CJT and I got along well in many ways because we had a deep interest in movies, books and he seemed to me to be quite an amazingly involved person in his relationship to his family.  He'd had a religious experience that he'd mentioned to me. It had caused him to change radically some habits that he had. He was often extremely difficult  for me to be around, he was so energy filled at times, filled with religious zeal and attempts to get  me to 'accept Jesus as my saviour'. He was always moving faster than anyone I'd ever known. I've never had relationships with a man who was so easy to talk to that way and I can't remember the exact situation that brought it about but I read several of his Charles Williams books.

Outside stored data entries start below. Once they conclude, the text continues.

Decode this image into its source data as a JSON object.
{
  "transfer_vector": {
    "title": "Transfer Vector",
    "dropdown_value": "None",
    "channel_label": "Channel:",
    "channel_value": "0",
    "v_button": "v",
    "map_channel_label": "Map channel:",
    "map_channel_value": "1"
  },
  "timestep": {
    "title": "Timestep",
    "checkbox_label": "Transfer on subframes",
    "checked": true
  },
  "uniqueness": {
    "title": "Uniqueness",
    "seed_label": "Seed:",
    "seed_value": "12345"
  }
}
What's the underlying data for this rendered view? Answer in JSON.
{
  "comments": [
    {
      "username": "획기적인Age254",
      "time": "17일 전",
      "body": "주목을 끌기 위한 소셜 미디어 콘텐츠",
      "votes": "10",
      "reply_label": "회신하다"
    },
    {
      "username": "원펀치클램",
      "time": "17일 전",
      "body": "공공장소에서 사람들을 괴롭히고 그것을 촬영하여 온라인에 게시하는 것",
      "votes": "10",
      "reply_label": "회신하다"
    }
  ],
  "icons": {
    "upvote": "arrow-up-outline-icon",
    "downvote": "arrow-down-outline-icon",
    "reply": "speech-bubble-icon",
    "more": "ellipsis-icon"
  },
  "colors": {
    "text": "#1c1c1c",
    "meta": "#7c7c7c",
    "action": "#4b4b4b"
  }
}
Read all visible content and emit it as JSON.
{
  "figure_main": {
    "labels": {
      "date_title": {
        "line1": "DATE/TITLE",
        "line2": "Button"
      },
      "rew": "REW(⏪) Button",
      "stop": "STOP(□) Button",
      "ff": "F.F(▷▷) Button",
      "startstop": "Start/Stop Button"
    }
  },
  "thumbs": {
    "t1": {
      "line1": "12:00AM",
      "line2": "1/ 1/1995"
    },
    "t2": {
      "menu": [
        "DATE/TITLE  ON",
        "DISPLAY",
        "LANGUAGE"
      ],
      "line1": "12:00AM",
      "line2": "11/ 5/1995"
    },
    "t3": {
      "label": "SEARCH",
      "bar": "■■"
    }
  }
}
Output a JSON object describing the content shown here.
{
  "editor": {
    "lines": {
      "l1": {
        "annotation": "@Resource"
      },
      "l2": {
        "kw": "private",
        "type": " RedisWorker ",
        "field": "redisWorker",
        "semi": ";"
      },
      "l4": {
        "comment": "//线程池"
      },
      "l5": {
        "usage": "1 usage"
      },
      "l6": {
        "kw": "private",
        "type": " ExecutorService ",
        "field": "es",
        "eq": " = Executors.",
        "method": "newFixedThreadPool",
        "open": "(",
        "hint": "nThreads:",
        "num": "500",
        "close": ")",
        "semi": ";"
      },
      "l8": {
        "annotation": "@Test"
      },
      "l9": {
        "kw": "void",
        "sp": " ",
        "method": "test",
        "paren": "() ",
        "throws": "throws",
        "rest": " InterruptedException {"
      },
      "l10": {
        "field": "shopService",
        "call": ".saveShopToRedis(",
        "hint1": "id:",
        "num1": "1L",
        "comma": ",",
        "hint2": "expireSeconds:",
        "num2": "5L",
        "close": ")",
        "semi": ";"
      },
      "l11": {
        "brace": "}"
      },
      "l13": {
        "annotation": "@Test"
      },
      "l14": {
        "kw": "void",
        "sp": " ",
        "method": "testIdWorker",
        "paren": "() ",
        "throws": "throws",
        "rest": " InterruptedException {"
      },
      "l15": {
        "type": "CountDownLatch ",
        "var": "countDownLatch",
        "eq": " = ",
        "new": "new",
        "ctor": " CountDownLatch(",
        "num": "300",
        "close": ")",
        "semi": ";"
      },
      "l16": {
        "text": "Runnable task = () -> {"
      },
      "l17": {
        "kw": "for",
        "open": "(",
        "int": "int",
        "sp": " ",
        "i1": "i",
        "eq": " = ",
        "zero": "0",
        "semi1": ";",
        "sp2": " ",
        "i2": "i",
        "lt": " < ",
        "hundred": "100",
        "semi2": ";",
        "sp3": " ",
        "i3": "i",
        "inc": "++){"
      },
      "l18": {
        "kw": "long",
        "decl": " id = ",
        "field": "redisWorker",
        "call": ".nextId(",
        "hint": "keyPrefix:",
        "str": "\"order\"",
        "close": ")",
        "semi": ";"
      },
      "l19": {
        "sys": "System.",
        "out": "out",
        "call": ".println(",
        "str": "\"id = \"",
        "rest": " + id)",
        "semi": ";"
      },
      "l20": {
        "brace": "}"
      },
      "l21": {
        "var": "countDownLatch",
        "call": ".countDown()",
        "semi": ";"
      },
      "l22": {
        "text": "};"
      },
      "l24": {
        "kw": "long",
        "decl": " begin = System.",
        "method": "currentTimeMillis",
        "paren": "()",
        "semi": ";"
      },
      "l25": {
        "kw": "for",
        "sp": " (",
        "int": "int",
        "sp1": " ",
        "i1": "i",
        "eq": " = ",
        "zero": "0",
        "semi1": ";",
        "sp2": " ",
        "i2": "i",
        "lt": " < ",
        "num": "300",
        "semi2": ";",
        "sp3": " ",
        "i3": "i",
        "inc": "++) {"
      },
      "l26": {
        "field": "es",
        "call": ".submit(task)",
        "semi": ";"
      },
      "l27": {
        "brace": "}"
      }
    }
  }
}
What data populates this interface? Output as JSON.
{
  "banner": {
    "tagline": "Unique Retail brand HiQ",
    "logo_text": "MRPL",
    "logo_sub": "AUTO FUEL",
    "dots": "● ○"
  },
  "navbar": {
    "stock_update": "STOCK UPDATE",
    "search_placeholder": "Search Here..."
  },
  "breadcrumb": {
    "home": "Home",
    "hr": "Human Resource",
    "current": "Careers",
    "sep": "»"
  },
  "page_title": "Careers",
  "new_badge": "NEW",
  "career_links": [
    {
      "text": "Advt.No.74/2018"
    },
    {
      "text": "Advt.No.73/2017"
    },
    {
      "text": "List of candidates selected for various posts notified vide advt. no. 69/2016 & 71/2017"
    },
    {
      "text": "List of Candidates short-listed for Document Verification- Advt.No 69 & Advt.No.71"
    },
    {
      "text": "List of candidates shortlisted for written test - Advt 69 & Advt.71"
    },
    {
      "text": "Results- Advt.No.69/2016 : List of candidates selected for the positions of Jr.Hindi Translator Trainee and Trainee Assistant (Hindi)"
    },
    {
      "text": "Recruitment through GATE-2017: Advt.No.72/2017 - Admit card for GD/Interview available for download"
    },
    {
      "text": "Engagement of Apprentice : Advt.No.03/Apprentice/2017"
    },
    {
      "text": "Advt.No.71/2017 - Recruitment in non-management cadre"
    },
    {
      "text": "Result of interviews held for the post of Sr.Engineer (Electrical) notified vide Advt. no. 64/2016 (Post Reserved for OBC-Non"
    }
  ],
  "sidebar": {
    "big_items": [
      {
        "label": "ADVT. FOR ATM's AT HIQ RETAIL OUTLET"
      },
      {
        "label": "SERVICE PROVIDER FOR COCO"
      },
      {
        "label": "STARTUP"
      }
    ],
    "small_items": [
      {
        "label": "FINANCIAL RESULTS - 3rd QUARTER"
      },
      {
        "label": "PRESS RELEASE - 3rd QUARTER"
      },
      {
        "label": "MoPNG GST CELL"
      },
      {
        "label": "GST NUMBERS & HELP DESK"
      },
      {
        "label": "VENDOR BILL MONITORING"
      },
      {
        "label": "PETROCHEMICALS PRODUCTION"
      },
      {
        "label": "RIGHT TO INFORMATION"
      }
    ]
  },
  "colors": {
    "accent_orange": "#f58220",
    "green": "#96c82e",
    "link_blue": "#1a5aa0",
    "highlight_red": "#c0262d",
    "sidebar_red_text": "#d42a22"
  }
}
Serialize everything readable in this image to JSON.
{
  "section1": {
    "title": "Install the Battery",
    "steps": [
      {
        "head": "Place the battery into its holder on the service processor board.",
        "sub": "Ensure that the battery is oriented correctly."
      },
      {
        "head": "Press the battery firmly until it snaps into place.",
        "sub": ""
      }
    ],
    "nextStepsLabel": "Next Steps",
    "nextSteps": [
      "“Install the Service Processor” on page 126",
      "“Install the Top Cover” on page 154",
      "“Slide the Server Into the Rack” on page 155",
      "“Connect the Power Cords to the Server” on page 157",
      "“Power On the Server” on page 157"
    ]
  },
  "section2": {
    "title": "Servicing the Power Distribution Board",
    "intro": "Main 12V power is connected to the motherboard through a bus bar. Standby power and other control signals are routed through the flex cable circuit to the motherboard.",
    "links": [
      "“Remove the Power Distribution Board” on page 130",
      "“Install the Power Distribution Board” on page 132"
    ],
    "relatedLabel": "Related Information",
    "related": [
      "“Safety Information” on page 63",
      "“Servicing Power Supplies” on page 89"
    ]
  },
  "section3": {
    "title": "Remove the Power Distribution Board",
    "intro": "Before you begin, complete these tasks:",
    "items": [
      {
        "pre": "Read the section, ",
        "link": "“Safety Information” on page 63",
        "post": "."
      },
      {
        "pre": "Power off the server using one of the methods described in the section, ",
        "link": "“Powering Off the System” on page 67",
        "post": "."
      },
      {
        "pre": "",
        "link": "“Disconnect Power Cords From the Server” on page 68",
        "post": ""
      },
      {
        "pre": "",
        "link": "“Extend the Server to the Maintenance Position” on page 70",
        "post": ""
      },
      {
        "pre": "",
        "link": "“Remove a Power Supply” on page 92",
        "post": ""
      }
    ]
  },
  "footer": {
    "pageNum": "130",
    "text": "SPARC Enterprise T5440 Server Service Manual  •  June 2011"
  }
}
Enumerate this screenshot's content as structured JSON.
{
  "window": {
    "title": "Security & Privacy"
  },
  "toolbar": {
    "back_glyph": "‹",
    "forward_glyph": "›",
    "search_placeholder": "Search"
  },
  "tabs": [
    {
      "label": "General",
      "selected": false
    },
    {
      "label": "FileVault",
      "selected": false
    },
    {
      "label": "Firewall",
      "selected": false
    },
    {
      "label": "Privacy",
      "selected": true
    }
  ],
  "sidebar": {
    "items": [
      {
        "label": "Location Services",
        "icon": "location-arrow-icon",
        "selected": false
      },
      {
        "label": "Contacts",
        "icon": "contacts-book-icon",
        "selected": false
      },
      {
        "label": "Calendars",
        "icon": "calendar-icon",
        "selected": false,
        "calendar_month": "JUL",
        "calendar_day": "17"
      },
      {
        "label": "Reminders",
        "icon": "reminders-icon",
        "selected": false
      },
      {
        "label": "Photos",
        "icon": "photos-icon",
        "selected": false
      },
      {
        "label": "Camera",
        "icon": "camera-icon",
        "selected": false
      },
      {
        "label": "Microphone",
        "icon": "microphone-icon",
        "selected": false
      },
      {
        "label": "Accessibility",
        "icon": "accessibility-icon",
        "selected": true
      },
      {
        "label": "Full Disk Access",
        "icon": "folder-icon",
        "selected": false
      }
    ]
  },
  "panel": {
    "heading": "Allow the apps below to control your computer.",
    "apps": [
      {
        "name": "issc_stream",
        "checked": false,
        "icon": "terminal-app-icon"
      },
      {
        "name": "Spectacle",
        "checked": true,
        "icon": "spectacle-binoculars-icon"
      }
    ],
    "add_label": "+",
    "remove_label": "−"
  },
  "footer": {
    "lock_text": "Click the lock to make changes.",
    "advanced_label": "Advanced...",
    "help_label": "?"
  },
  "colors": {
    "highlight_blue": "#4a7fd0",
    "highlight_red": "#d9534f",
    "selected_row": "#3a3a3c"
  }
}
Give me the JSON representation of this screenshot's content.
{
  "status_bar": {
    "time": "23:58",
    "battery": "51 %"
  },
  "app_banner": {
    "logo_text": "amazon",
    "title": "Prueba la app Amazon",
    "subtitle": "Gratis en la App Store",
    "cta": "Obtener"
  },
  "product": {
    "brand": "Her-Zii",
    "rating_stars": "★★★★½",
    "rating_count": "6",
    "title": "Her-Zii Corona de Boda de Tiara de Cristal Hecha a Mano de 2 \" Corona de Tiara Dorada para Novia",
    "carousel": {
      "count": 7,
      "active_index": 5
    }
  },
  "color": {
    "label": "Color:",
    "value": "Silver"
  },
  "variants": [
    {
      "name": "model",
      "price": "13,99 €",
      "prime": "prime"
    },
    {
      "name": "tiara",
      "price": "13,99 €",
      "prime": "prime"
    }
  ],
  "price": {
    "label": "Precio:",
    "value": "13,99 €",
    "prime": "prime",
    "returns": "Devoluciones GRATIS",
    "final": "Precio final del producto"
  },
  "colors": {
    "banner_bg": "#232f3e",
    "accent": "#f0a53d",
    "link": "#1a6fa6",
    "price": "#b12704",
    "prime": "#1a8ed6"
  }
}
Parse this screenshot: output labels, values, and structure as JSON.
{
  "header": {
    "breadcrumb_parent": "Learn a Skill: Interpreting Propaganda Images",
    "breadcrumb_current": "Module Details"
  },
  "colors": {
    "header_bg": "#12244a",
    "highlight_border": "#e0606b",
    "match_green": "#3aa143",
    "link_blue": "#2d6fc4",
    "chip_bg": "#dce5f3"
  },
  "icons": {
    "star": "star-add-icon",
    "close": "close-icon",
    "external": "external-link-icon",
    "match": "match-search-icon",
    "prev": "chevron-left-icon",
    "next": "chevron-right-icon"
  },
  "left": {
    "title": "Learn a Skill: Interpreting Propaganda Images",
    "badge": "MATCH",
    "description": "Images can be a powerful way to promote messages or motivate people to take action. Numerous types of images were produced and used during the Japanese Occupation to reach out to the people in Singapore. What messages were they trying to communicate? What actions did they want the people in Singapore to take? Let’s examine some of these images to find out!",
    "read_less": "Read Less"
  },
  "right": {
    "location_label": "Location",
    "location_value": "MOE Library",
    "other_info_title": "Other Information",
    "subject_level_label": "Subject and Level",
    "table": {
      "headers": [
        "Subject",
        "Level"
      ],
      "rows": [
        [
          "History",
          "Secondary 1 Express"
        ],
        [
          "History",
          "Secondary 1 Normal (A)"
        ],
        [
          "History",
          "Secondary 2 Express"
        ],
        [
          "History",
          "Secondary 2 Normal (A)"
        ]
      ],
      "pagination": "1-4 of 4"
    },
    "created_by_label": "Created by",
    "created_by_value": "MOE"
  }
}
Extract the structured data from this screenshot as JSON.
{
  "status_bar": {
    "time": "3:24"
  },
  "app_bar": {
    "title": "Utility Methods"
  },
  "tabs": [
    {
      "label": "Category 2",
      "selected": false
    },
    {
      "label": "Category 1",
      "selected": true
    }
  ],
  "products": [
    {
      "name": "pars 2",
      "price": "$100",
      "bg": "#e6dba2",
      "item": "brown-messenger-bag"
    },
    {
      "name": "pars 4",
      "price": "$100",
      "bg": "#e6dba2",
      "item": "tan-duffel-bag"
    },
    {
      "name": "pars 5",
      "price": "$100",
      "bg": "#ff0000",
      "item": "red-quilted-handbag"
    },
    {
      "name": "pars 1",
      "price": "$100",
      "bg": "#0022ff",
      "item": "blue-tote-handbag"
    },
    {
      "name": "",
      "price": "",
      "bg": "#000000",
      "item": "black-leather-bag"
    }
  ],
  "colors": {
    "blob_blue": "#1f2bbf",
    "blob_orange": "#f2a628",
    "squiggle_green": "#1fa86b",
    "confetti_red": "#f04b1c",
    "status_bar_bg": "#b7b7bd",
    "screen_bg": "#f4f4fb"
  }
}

In fact he gave them to me because he was no longer so interested in them, and some of them he'd never understood when he read them.  It was only after I read books that generated the same kind's of 'unreality' that I'd experienced that I could begin to try to use words that had been abstracted out, as though another eye within my body knew where to find them and my body went to where the words were written, spoken or thought in some ordinary every day circumstances.